The Conservatives are certainly hoping to take back many of the seats they lost to tactical voting in 1997 and 2001, reckoning that many Lib Dem supporters will have been alienated from Labour by the Iraq war.
It is one of the factors - along with their poll lead among people likely to vote - the Tories believe could lead to a much stronger showing on 5 May than the opinion polls would suggest.
A Conservative spokesman said: "There was a certain degree of 'tactical unwind' evident in the European elections last year, particularly around the West Country and the Midlands."
He said people who "had voted for different parties to get rid of the Conservatives in 1997" were now returning to their "normal" voting preferences.
Of course, the main parties do not officially endorse tactical voting - even a Liberal Democrat spokesman, who admitted they were often the "happy recipients" of tactical votes, said he would like supporters simply to "vote for us".
A Labour spokesman said: "We want people to support the party."
Is it possible to send a complex message with your ballot paper?
Musician and record producer Brian Eno has a similar view to Billy Bragg on the outcome he wants to achieve - but a different way of going about it.
He wants people across the nation to vote Lib Dem in what is essentially a "large-scale tactical vote".
"There's almost no chance that Labour will lose this election, there's almost no chance the Conservatives will win it, so the interesting question is, who do you vote as the opposition?" he said.
"A vote for the Lib Dems could move the whole political process somewhat left-wards."
But Guardian columnist Jonathan Friedland, who favours Labour, agrees with Bragg that tactical voting is a "blunt instrument" which can do more damage to any one party than those wielding it intend.
Many voters, he argued, wanted the outcome that "Labour wins, but Blair's taken down a peg or two".
"Or we still get a Labour government for domestic things, because that's what we like, but they learn their lessons over Iraq.

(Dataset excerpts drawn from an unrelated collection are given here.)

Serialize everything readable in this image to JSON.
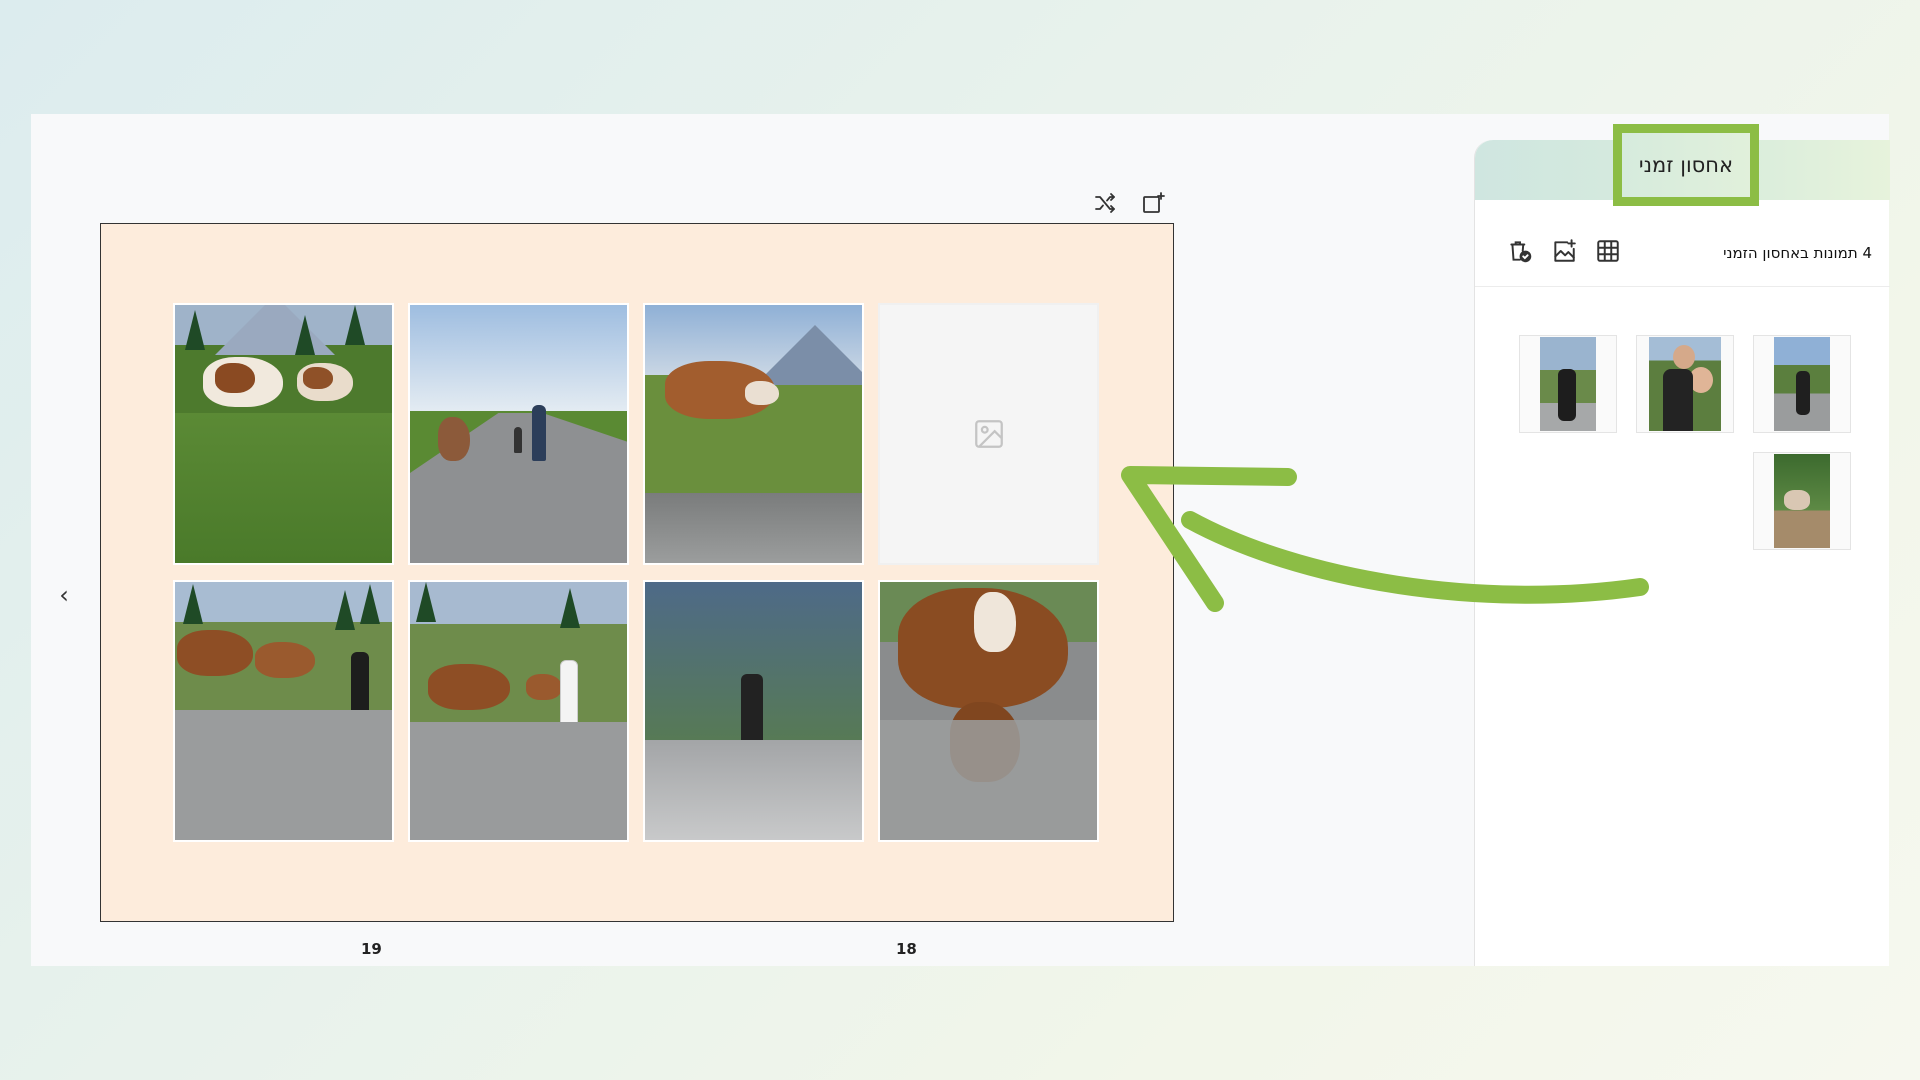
{
  "side_panel": {
    "tab_title": "אחסון זמני",
    "subtitle": "4 תמונות באחסון הזמני",
    "thumbnails": [
      {
        "alt": "photo-thumbnail"
      },
      {
        "alt": "photo-thumbnail"
      },
      {
        "alt": "photo-thumbnail"
      },
      {
        "alt": "photo-thumbnail"
      }
    ]
  },
  "editor": {
    "page_numbers": {
      "left": "19",
      "right": "18"
    },
    "prev_symbol": "‹"
  },
  "colors": {
    "accent_green": "#8cbd45",
    "page_background": "#fdecdc"
  },
  "icons": {
    "toolbar": [
      "shuffle-icon",
      "add-page-icon"
    ],
    "panel": [
      "grid-icon",
      "add-image-icon",
      "delete-used-icon"
    ],
    "placeholder": "image-placeholder-icon"
  }
}
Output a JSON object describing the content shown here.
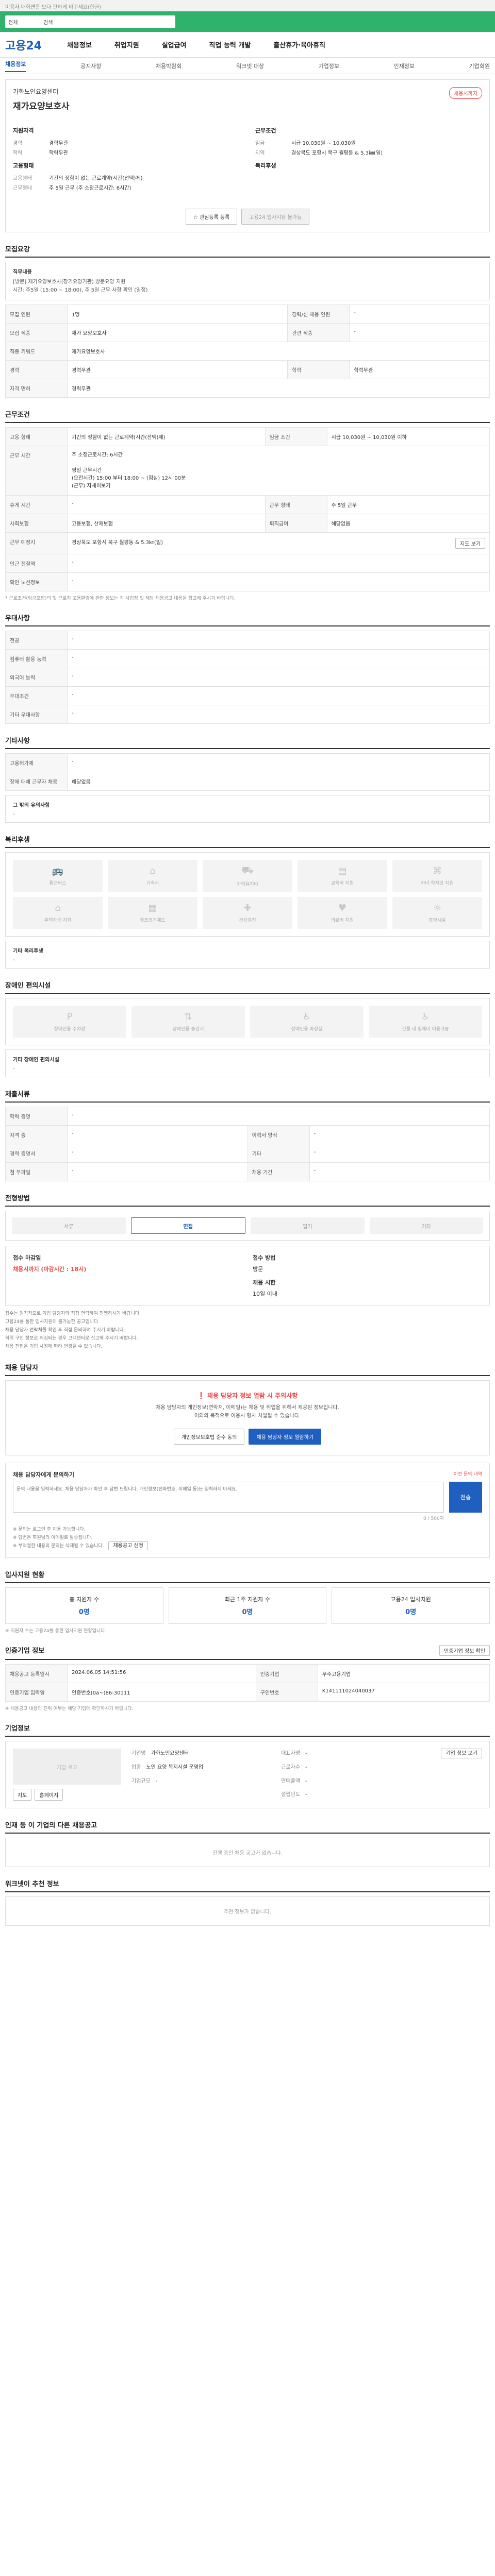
{
  "topnote": "이용자 대화면은 보다 편하게 바꾸세요(한글)",
  "search": {
    "category": "전체",
    "placeholder": "검색"
  },
  "logo": "고용24",
  "gnb": [
    "채용정보",
    "취업지원",
    "실업급여",
    "직업 능력 개발",
    "출산휴가·육아휴직"
  ],
  "subnav": [
    "채용정보",
    "공지사항",
    "채용박람회",
    "워크넷 대상",
    "기업정보",
    "인재정보",
    "기업회원"
  ],
  "job": {
    "company": "가화노인요양센터",
    "title": "재가요양보호사",
    "badge": "채용시까지",
    "left_title": "지원자격",
    "left": [
      {
        "k": "경력",
        "v": "경력무관"
      },
      {
        "k": "학력",
        "v": "학력무관"
      }
    ],
    "type_title": "고용형태",
    "type": [
      {
        "k": "고용형태",
        "v": "기간의 정함이 없는 근로계약(시간(선택)제)"
      },
      {
        "k": "근무형태",
        "v": "주 5일 근무 (주 소정근로시간: 6시간)"
      }
    ],
    "right_title": "근무조건",
    "right": [
      {
        "k": "임금",
        "v": "시급 10,030원 ~ 10,030원"
      },
      {
        "k": "지역",
        "v": "경상북도 포항시 북구 월평동 & 5.3㎞(일)"
      }
    ],
    "welfare_title": "복리후생",
    "btn_interest": "관심등록 등록",
    "btn_apply": "고용24 입사지원 불가능"
  },
  "content": {
    "title": "모집요강",
    "duty_title": "직무내용",
    "duty": "[방문] 재가요양보호사(장기요양기관) 방문요양 지원\n시간: 주5일 (15:00 ~ 18:00), 주 5일 근무 사항 확인 (일정)",
    "rows": [
      {
        "k": "모집 인원",
        "v": "1명",
        "k2": "경력/신 채용 인원",
        "v2": "-"
      },
      {
        "k": "모집 직종",
        "v": "재가 요양보호사",
        "k2": "관련 직종",
        "v2": "-"
      },
      {
        "k": "직종 키워드",
        "v": "재가요양보호사",
        "k2": "",
        "v2": ""
      },
      {
        "k": "경력",
        "v": "경력무관",
        "k2": "학력",
        "v2": "학력무관"
      },
      {
        "k": "자격 면허",
        "v": "경력무관",
        "k2": "",
        "v2": ""
      }
    ]
  },
  "conditions": {
    "title": "근무조건",
    "rows": [
      {
        "k": "고용 형태",
        "v": "기간의 정함이 없는 근로계약(시간(선택)제)",
        "k2": "임금 조건",
        "v2": "시급 10,030원 ~ 10,030원 이하"
      },
      {
        "k": "근무 시간",
        "v": "주 소정근로시간: 6시간\n\n평일 근무시간\n(오전시간) 15:00 부터 18:00 ~ (점심) 12시 00분\n(근무) 자세히보기",
        "k2": "",
        "v2": ""
      },
      {
        "k": "휴게 시간",
        "v": "-",
        "k2": "근무 형태",
        "v2": "주 5일 근무"
      },
      {
        "k": "사회보험",
        "v": "고용보험, 산재보험",
        "k2": "퇴직급여",
        "v2": "해당없음"
      },
      {
        "k": "근무 예정지",
        "v": "경상북도 포항시 북구 월평동 & 5.3㎞(일)",
        "k2": "",
        "v2": ""
      },
      {
        "k": "인근 전철역",
        "v": "-",
        "k2": "",
        "v2": ""
      },
      {
        "k": "확인 노선정보",
        "v": "-",
        "k2": "",
        "v2": ""
      }
    ],
    "map_btn": "지도 보기",
    "note": "* 근로조건(임금포함)의 및 근로자 고용환경에 관한 정보는 각 사업장 및 해당 채용공고 내용을 참고해 주시기 바랍니다."
  },
  "preference": {
    "title": "우대사항",
    "rows": [
      {
        "k": "전공",
        "v": "-"
      },
      {
        "k": "컴퓨터 활용 능력",
        "v": "-"
      },
      {
        "k": "외국어 능력",
        "v": "-"
      },
      {
        "k": "우대조건",
        "v": "-"
      },
      {
        "k": "기타 우대사항",
        "v": "-"
      }
    ]
  },
  "etc": {
    "title": "기타사항",
    "rows": [
      {
        "k": "고용허가제",
        "v": "-"
      },
      {
        "k": "장애 대체 근무자 채용",
        "v": "해당없음"
      }
    ],
    "box_title": "그 밖의 유의사항",
    "box_value": "-"
  },
  "welfare": {
    "title": "복리후생",
    "items": [
      "통근버스",
      "기숙사",
      "차량유지비",
      "교육비 지원",
      "자녀 학자금 지원",
      "주택자금 지원",
      "경조휴가제도",
      "건강검진",
      "의료비 지원",
      "휴양시설"
    ],
    "box_title": "기타 복리후생",
    "box_value": "-"
  },
  "disability": {
    "title": "장애인 편의시설",
    "items": [
      "장애인용 주차장",
      "장애인용 승강기",
      "장애인용 화장실",
      "건물 내 휠체어 이용가능"
    ],
    "box_title": "기타 장애인 편의시설",
    "box_value": "-"
  },
  "docs": {
    "title": "제출서류",
    "rows": [
      {
        "k": "학력 증명",
        "v": "-",
        "k2": "",
        "v2": ""
      },
      {
        "k": "자격 증",
        "v": "-",
        "k2": "이력서 양식",
        "v2": "-"
      },
      {
        "k": "경력 증명서",
        "v": "-",
        "k2": "기타",
        "v2": "-"
      },
      {
        "k": "첨 부파일",
        "v": "-",
        "k2": "채용 기간",
        "v2": "-"
      }
    ]
  },
  "method": {
    "title": "전형방법",
    "items": [
      "서류",
      "면접",
      "필기",
      "기타"
    ],
    "active": 1,
    "deadline_label": "접수 마감일",
    "deadline_value": "채용시까지 (마감시간 : 18시)",
    "apply_label": "접수 방법",
    "apply_value": "방문",
    "cost_label": "채용 시한",
    "cost_value": "10일 이내",
    "bullets": [
      "접수는 원칙적으로 기업 담당자와 직접 연락하여 진행하시기 바랍니다.",
      "고용24를 통한 입사지원이 불가능한 공고입니다.",
      "채용 담당자 연락처를 확인 후 직접 문의하여 주시기 바랍니다.",
      "허위 구인 정보로 의심되는 경우 고객센터로 신고해 주시기 바랍니다.",
      "채용 전형은 기업 사정에 따라 변경될 수 있습니다."
    ]
  },
  "contact": {
    "title": "채용 담당자",
    "warn": "채용 담당자 정보 열람 시 주의사항",
    "desc": "채용 담당자의 개인정보(연락처, 이메일)는 채용 및 취업을 위해서 제공된 정보입니다.\n이외의 목적으로 이용시 형사 처벌될 수 있습니다.",
    "btn_agree": "개인정보보호법 준수 동의",
    "btn_view": "채용 담당자 정보 열람하기"
  },
  "inquiry": {
    "title": "채용 담당자에게 문의하기",
    "sub": "이전 문의 내역",
    "placeholder": "문의 내용을 입력하세요. 채용 담당자가 확인 후 답변 드립니다. 개인정보(전화번호, 이메일 등)는 입력하지 마세요.",
    "count": "0 / 500자",
    "send": "전송",
    "note1": "※ 문의는 로그인 후 이용 가능합니다.",
    "note2": "※ 답변은 회원님의 이메일로 발송됩니다.",
    "note3": "※ 부적절한 내용의 문의는 삭제될 수 있습니다.",
    "apply_btn": "채용공고 신청"
  },
  "status": {
    "title": "입사지원 현황",
    "items": [
      {
        "label": "총 지원자 수",
        "value": "0명"
      },
      {
        "label": "최근 1주 지원자 수",
        "value": "0명"
      },
      {
        "label": "고용24 입사지원",
        "value": "0명"
      }
    ],
    "note": "※ 지원자 수는 고용24를 통한 입사지원 현황입니다."
  },
  "info": {
    "title": "인증기업 정보",
    "btn": "인증기업 정보 확인",
    "rows": [
      {
        "k": "채용공고 등록일시",
        "v": "2024.06.05 14:51:56",
        "k2": "인증기업",
        "v2": "우수고용기업"
      },
      {
        "k": "인증기업 입력일",
        "v": "인증번호(0a~)86-30111",
        "k2": "구인번호",
        "v2": "K141111024040037"
      }
    ],
    "note": "※ 채용공고 내용의 진위 여부는 해당 기업에 확인하시기 바랍니다."
  },
  "corp": {
    "title": "기업정보",
    "logo_alt": "기업 로고",
    "btn_detail": "기업 정보 보기",
    "btn_map": "지도",
    "btn_home": "홈페이지",
    "rows": [
      {
        "k": "기업명",
        "v": "가화노인요양센터"
      },
      {
        "k": "업종",
        "v": "노인 요양 복지시설 운영업"
      },
      {
        "k": "대표자명",
        "v": "-"
      },
      {
        "k": "근로자수",
        "v": "-"
      },
      {
        "k": "연매출액",
        "v": "-"
      },
      {
        "k": "설립년도",
        "v": "-"
      },
      {
        "k": "기업규모",
        "v": "-"
      }
    ]
  },
  "other_jobs": {
    "title": "인재 등 이 기업의 다른 채용공고",
    "empty": "진행 중인 채용 공고가 없습니다."
  },
  "recommend": {
    "title": "워크넷이 추천 정보",
    "empty": "추천 정보가 없습니다."
  }
}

Now that is a very complex proposition which is not written anywhere on the ballot paper."
John Curtice, professor of politics at Strathclyde University, said tactical voting played an "important" role in the last two elections.
Typically, it involved natural Lib Dem or Labour voters switching to the other party to keep the Conservatives out.
In 2001 particularly, "Liberal Democrats switched to the Labour Party in quite substantial numbers," he said.
"[There were] 3%, 4%, 5% of Liberal Democrat voters evidently switching to Labour, and thereby enabling them to pick up seats they otherwise would not have done."
This time around, however, that is unlikely to be the case, he believes.
"The crucial thing about this election is not whether we're going to get more tactical voting, but whether we're going to get less of it.
"Polling evidence is beginning to mount up that Lib Dem supporters no longer have the kind of attitudes that are going to encourage them to vote tactically.
"People who vote tactically are those who like both the Liberal Democrats and Labour and hate the Conservatives. There were lots of those in 1997 and 2001 - the polling evidence is that there are far fewer of them now," he said.